Это был большой двухэтажный дом, аккуратный и добротный – как из рекламы товара, к которому в комплекте обязательно шло семейное счастье и золотистый ретривер. Старинный, но не ветхий. Фасад выкрашен в мягкий сливочно-зеленый цвет, но кое-где деревянные панели пошли волной от времени. Окна целы, но местами краска на рамах облупилась.
Все эти «но» создавали впечатление, будто среди деревьев стоит человек, которого давно не обнимали, но он все еще держится – причесан, в чистой рубашке, с прямой спиной.
Крыша – изумрудная черепица без единого сбитого уголка, напоминающая чешую дракона. Водостоки – старые, но начищенные до блеска. Перила веранды увиты плющом, как из той же сказки, что позаимствовала драконью кожу для крыши. На веранде стояли два плетеных кресла – немного отсыревших за дождливую весну, но все еще на «ходу». В этом было что-то одновременно уютное и тревожное – как в доме из детства, в который возвращаешься спустя годы и понимаешь: все вроде бы на своих местах, но немного не так.
В центре фасада – белая деревянная дверь с круглым стеклянным окошком. На ручке висел старинный дверной молоток в форме головы волка – символ то ли одиночества этого дома в лесной глуши, то ли его одичалости. А может, и всего сразу.

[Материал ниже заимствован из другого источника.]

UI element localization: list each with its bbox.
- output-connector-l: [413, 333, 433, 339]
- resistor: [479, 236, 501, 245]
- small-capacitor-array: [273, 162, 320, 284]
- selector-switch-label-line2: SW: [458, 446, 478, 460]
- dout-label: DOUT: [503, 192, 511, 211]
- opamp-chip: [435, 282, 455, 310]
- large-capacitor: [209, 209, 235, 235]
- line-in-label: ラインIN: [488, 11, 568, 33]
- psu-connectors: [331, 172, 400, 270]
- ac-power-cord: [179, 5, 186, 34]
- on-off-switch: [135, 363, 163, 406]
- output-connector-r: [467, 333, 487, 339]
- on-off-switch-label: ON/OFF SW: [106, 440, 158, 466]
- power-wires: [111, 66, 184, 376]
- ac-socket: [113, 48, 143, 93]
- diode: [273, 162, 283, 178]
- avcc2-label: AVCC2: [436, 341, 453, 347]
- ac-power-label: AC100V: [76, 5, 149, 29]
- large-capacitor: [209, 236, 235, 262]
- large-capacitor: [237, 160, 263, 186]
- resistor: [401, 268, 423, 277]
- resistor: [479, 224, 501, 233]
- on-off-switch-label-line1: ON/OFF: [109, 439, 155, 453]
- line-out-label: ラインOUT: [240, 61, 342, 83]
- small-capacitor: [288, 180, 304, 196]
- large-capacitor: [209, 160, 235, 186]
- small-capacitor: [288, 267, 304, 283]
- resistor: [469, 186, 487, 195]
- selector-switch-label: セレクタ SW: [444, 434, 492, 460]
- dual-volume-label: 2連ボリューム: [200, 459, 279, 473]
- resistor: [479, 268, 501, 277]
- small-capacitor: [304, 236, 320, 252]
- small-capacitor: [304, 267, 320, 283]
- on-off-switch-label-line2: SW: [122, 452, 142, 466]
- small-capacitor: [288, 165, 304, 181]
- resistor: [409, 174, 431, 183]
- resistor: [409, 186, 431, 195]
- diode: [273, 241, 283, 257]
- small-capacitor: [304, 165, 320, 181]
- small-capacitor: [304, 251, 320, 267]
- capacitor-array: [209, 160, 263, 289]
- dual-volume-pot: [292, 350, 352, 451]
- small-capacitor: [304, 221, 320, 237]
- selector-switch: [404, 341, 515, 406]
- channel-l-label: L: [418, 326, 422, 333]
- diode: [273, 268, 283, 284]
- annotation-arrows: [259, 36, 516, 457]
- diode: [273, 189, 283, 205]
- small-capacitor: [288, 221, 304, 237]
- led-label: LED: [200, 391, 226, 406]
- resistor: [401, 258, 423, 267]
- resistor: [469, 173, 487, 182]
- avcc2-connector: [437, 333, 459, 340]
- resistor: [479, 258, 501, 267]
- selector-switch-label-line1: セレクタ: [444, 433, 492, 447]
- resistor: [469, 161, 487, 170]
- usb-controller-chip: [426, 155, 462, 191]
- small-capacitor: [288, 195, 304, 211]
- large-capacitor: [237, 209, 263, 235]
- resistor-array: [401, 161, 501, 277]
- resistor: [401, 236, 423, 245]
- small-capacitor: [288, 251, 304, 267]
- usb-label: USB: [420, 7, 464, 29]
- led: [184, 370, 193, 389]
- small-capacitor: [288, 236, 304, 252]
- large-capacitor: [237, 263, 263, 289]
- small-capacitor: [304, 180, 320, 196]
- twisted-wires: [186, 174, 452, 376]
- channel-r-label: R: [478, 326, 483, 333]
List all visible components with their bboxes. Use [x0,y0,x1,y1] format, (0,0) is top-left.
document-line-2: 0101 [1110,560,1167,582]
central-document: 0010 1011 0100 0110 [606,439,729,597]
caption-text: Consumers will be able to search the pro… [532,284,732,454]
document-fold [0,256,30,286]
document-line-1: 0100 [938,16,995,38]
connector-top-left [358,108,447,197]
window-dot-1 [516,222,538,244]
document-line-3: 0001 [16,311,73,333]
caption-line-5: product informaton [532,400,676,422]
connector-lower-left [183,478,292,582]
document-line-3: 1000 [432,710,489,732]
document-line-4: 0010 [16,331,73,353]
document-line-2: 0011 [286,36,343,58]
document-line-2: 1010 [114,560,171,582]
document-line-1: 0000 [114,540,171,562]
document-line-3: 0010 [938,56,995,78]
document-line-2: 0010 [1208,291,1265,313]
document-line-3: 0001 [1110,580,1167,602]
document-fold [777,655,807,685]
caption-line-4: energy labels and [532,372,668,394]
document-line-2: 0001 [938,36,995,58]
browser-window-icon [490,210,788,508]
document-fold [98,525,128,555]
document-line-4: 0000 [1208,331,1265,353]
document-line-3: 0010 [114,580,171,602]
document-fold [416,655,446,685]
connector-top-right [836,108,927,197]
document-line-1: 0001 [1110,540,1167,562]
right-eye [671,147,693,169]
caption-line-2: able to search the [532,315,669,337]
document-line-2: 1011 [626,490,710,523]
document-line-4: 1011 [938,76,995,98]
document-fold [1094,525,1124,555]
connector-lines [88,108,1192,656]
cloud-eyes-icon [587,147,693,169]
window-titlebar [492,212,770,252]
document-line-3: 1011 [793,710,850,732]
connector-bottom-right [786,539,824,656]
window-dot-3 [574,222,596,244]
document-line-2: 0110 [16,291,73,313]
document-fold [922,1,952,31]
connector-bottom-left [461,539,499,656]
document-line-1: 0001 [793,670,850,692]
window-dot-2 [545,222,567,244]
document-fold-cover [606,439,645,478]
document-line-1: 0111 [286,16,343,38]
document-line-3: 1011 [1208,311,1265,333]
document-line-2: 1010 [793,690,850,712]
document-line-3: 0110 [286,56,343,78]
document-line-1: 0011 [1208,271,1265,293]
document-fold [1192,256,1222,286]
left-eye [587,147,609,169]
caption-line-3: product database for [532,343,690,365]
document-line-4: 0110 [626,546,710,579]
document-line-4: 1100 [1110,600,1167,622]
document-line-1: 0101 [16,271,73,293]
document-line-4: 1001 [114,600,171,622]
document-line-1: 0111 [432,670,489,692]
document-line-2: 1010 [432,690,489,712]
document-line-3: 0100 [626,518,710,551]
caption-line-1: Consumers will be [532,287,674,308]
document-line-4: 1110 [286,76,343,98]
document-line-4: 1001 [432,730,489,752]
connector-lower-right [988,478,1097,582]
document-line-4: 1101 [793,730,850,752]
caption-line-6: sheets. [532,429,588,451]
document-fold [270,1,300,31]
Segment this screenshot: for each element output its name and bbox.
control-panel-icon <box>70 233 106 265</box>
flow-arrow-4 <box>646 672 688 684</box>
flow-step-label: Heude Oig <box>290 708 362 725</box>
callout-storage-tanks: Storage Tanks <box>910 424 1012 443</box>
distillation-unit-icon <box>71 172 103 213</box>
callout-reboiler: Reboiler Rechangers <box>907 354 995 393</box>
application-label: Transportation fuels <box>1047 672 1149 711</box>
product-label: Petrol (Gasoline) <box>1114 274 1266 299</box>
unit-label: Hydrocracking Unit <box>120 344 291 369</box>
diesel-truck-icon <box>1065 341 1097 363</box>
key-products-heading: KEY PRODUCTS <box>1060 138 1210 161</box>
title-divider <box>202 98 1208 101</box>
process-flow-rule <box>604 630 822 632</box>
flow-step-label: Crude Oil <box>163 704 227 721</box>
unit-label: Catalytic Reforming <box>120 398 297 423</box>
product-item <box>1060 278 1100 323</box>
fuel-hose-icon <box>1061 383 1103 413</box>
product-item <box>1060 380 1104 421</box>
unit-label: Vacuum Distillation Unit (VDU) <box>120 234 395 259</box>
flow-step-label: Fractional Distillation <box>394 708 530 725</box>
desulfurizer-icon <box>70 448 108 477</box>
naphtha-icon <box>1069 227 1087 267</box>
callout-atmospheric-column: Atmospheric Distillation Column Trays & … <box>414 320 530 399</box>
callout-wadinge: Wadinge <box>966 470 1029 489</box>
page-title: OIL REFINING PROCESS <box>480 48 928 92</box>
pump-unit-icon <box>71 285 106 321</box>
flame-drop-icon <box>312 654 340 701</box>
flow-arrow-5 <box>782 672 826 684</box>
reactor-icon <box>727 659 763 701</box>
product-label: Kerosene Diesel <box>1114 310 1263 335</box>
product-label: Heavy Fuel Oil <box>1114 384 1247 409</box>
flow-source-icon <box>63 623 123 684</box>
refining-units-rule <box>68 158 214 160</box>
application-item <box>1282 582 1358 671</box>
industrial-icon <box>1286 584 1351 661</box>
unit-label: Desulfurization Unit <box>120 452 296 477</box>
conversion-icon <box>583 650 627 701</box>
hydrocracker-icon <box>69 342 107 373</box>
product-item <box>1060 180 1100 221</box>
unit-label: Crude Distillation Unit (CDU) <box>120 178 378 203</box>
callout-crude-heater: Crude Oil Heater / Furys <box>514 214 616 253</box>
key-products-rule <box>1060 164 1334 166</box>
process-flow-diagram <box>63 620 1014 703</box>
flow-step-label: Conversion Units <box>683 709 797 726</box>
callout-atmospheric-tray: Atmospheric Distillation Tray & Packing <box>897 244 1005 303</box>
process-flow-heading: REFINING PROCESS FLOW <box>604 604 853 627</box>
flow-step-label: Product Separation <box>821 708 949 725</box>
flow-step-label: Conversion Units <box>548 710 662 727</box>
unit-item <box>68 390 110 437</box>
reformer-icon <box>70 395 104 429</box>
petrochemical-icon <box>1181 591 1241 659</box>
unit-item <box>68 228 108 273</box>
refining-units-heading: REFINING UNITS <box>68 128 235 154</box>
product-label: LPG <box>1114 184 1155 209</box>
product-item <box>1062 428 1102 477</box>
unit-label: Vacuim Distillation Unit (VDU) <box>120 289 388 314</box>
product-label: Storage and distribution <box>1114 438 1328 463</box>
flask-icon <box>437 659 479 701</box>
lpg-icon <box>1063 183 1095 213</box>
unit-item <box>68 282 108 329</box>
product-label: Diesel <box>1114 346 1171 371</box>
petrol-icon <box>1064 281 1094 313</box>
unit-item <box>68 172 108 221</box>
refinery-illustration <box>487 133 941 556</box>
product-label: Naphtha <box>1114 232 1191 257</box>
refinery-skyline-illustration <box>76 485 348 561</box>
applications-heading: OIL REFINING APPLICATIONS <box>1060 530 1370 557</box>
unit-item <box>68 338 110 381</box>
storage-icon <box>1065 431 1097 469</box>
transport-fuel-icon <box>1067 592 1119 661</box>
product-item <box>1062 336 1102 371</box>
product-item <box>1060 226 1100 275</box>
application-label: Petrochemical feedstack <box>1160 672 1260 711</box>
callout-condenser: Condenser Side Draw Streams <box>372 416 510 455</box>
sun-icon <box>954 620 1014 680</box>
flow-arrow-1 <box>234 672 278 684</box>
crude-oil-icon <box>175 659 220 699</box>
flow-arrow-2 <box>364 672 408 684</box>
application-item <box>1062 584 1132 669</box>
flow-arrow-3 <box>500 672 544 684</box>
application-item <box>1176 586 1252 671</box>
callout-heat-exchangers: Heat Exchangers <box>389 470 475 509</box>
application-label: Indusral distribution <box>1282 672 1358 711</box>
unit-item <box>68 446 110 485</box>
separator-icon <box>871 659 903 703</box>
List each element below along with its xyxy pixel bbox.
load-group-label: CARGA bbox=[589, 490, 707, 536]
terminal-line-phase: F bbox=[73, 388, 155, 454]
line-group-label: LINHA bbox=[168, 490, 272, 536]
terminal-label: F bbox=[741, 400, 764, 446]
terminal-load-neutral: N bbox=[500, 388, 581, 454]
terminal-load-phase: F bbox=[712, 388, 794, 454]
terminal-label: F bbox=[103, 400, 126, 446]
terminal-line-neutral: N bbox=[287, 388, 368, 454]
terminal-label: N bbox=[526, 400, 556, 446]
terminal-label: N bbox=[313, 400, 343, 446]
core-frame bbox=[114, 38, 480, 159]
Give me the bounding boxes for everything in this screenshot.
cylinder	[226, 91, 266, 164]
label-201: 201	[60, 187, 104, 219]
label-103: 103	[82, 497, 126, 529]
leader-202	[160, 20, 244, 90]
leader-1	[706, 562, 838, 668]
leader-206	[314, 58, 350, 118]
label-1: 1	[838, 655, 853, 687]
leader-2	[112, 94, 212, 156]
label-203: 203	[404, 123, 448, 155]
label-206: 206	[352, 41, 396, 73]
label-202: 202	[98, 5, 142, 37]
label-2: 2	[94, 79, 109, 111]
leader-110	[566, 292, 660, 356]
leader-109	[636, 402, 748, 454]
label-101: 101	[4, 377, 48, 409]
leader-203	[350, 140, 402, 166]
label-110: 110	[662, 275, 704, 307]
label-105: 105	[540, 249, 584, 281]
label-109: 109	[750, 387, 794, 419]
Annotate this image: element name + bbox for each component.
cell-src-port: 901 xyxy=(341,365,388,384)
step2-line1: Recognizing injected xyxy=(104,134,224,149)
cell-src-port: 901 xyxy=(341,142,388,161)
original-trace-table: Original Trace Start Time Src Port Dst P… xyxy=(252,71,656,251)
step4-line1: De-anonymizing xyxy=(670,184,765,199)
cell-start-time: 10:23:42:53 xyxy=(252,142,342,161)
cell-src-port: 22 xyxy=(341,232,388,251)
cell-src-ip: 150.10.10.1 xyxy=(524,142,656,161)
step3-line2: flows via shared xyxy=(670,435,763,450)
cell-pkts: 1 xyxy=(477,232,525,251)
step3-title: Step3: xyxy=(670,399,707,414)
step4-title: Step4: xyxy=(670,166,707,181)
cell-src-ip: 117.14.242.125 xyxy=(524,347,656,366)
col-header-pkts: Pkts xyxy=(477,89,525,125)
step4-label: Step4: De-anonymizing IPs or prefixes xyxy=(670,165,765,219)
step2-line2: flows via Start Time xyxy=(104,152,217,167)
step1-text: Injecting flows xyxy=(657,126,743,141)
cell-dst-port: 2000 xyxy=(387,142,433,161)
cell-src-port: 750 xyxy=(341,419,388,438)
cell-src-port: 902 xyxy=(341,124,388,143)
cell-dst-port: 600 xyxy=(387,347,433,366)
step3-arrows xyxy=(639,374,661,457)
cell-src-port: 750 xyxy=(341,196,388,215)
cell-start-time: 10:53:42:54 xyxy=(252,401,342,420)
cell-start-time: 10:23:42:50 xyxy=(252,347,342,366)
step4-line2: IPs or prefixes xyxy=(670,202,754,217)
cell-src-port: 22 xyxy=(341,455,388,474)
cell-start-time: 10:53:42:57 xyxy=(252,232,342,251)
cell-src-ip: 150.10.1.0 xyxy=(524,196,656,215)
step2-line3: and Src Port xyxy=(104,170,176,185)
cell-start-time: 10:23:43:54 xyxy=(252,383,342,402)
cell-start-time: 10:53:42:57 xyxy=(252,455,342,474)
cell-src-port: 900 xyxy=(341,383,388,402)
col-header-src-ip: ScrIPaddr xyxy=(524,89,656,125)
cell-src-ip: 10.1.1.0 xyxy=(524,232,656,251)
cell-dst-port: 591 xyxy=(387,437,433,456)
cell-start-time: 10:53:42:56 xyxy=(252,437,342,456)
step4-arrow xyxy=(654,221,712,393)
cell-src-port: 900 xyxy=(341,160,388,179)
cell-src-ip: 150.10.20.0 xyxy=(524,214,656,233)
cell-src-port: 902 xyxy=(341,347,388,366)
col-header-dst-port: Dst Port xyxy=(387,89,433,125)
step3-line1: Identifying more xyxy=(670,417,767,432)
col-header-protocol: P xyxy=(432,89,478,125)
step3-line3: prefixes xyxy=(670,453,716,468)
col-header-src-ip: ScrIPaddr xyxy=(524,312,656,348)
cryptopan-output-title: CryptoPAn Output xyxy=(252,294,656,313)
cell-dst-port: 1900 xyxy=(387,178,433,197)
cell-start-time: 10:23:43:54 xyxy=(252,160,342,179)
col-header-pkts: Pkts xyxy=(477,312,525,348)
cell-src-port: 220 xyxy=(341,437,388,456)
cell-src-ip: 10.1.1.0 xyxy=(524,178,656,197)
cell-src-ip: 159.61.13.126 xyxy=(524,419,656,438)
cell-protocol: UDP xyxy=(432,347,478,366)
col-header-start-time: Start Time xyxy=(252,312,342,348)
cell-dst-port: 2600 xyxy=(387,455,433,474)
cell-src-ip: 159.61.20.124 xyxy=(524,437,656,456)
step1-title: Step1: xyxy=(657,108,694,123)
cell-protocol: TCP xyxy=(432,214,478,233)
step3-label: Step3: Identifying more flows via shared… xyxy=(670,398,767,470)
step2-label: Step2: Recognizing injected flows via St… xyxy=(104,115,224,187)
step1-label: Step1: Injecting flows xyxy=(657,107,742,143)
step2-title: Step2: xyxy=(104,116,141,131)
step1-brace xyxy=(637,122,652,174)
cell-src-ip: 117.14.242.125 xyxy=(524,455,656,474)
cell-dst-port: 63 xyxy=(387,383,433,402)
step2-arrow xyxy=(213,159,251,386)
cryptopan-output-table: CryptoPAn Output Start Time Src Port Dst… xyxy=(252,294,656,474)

Рядом с домом стоял раскидистый дуб – гордый старик, который когда-то был свидетелем первой забитой сваи, а теперь приглядывал за детскими качелями, покачивающимися на одной из его веток. Клумбы перед домом, несмотря на год молчания, все еще цвели – упрямо и немного беспорядочно. Все это выглядело неухоженно, но трогательно – как прядь выбившихся волос у ребенка, уснувшего в дороге.
И еще был крыжовник. Слишком много крыжовника, выжившего назло всему миру.
Леон припарковал Ауди около хилого низкого забора, больше напоминавший загон для домашней скотины, и забарабанил пальцами по рулю, неуклюже растягивая под нос:
– Пу-пу-пу…
Выйти из машины – значит вступить в игру, правила которой никому так толком и не объяснили.
На соседнем сиденье Вита набрала полную грудь воздуха, протяжно выдохнула, громко, почти демонстративно, – и открыла дверь со своей стороны. Она всегда была самой смелой среди них. Даже однажды позволила Филу набить ей татуировку еще до того, как он купил автоматическую машинку.
За Витой из машины, как из шкафа с одеждой в спальне подростка, повалились остальные: сначала Фил и Тео по обе стороны от Астель, потом и сама девушка. Леон вышел последним, разбивая вдребезги миф о том, что он всегда ведет.
Все разминали затекшие конечности и озирались, но к дому никто не приближался.
– Давайте кое-что обсудим, прежде чем зайдем, – Астель подошла к железной калитке и встала к ней спиной. – Как думаете, кто это сделал?
– Понятно кто, – хмыкнул Фил, поднимая колени в приступе внезапной гимнастики.
– Да, понятно… но это странно, – Астель обхватила себя за плечи. – Скоро его день рождения.
– Спасибо, кэп, – стервозно, даже для самой себя, произнесла Вита, но тут же осеклась. – Ладно. Давайте просто зайдем и посмотрим.
– Только договоримся: если что-то не так – сразу уезжаем, – Астель вздернула бровь и бросила взгляд на ребят.
Они кивнули одновременно, как синхронистки на соревнованиях. Леон подошел к Астель вплотную и потянулся к калитке – рука прошла так близко от ее лица, что от горячего дыхания по его коже пробежал мурашечный ток. Он нарочно не спешил: отворял калитку, как будто решал сложную головоломку – или просто хотел подольше задержаться в этой опасной близости.